For example, I’m not a domain expert, but I was looking for an RC motor for a toy project and OpenAI had happily tried to source a few, with Deep Research. Only the best candidate it had picked contained an obvious typo in the motor spec (68 grams instead of 680 grams), which is just impossible for a motor of specified dimensions.
It's funny you say that because I was going to echo your parents sentiment and point out it's exactly the same with any news article you read.
The majority if content these LLMs are consuming is not from domain experts.

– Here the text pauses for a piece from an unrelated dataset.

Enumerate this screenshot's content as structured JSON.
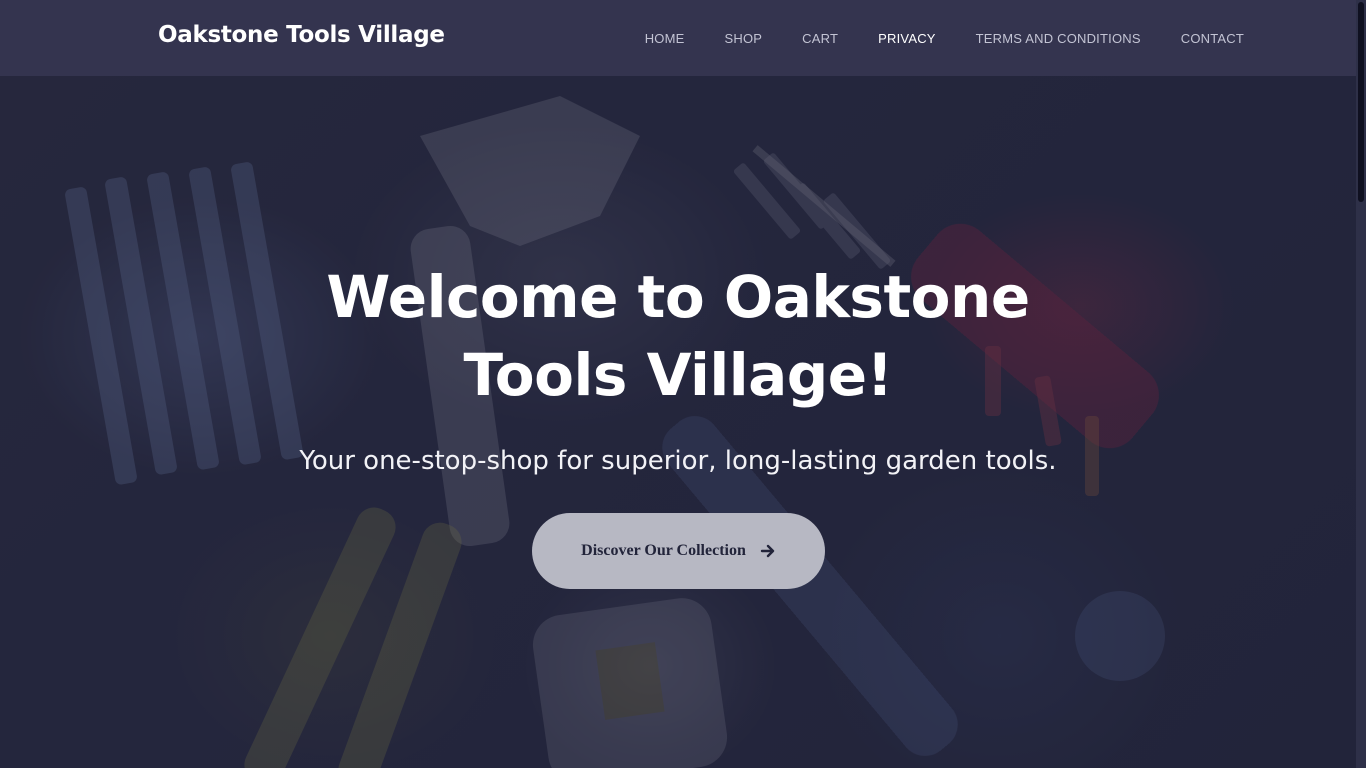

That's not really true, since your prompts are also getting better. Better input leads to better output remains true, even with LLMs (when you see it as a tool).
That said, the “AI all the things” mandates could be the lever that ultimately accomplishes what 100+ PjMs couldn’t - making people write issues as if they really mattered. Because garbage in, garbage out.
However in this specific example, I don't remember if it was chatgpt or gemini or 3.5 Haiku but the other(s) explained it well enough. I think I re-asked 3.5 Haiku at a later point of time, and to my complete non-surprise, it gave an answer that was quite decent.
1 - For example, the field of DIY audio - which was funnily enough the source of my question. I'm no speaker designer, but combining creativity with engineering basics/rules of thumb seems to be something LLms struggle with terribly. Ask them to design a speaker and they come up with the most vanilla, tired, textbook design - despite several existing market products that are already so much ahead/innovative.
I'm confident that if you asked an LLM an identical question for which there is more discourse - eg make an interesting/innovative phone - you'd get relatively much better results.
I am a novice, maybe that's why I liked it.